17:03 ok so weird not even adjustments to bias helped . Just double check , with the manual feedforward too,

			  
from pprint import pprint
import test_feed_forward
x = [-5, -5]
frozen = test_feed_forward.feed_forward_manually(model, x)
y_prob_mat_mul = n.feed_forward(x, model.layers)
pprint([
  ["--", "manually", "matmul"],
  ["h1", frozen["h1"], model.layers[0].nodes["h1"]],
  ["h2", frozen["h2"], model.layers[0].nodes["h2"]],
  ["h3", frozen["h3"], model.layers[0].nodes["h3"]],
  ["h4", frozen["h4"], model.layers[1].nodes["h4"]],
  ["h5", frozen["h5"], model.layers[1].nodes["h5"]],
  ["y_prob", frozen["y_prob"], y_prob_mat_mul],
])

			  [['--', 'manually', 'matmul'],
			   ['h1', 0.22688927424734276, 0.22688927424734276],
			   ['h2', 0.9722312068731663, 0.9722312068731663],
			   ['h3', 0.5938559073859204, 0.5938559073859204],
			   ['h4', 0.51632734891332, 0.51632734891332],
			   ['h5', 0.5124838141374718, 0.5124838141374718],
			   ['y_prob', 0.4831921147269756, 0.4831921147269756]]
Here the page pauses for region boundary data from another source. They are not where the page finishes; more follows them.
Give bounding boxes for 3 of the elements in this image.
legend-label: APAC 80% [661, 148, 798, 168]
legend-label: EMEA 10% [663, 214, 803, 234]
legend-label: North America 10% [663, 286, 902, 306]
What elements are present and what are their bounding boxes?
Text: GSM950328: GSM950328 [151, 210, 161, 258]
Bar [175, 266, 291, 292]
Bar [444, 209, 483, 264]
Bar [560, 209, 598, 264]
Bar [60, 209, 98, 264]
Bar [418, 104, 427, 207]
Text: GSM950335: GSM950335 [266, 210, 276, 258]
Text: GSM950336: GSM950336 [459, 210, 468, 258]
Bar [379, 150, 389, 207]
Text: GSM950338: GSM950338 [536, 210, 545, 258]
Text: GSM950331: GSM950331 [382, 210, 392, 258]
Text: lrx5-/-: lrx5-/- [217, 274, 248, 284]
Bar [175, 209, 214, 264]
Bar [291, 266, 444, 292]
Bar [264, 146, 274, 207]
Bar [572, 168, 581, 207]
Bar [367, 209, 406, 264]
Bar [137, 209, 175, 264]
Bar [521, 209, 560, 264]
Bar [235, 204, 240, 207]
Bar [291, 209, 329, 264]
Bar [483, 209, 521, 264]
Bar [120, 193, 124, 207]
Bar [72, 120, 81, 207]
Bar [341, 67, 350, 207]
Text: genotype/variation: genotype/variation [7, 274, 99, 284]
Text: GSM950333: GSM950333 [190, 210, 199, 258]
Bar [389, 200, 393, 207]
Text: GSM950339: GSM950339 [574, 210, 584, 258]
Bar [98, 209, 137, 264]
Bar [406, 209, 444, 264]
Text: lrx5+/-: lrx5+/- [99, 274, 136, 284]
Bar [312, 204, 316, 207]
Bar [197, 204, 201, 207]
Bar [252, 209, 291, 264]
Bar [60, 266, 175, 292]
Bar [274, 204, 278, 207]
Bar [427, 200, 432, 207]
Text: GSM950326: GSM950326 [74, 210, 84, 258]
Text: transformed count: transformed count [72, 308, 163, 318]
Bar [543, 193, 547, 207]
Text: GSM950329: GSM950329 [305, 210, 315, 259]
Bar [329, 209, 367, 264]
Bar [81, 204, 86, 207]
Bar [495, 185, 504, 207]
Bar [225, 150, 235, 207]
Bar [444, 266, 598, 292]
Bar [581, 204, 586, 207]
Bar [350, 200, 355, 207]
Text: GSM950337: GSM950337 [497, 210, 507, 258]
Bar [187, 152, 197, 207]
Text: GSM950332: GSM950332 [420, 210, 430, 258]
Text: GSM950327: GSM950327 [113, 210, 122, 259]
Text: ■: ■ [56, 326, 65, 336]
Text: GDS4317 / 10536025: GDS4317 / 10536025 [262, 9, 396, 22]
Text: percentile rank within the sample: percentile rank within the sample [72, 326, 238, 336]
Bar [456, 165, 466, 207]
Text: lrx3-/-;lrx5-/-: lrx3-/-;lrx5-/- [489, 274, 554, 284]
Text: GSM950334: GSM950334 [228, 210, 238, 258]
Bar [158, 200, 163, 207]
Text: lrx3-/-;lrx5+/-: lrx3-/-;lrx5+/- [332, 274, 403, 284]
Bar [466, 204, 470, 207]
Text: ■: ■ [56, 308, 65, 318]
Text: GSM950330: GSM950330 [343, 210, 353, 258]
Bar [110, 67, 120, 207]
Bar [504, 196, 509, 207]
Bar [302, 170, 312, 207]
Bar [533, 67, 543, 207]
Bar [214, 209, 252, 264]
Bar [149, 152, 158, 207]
Ok yea, so looks like no bug and reducing the bias has not diminished how frozen the outputs seem to be.

17:11 so yea for now , feels like it is good I verified the feed forward func does what it is supposed to, but it is super weird that the network is really tightly configured. Super weird.
Maybe I should not have activation functions on the inner layers? Nah I don't think that's the problem.
Makes me wonder what about something about this particular multi-layer network architecture that is being weird? Maybe I should try different architectures? Do they have similar properties?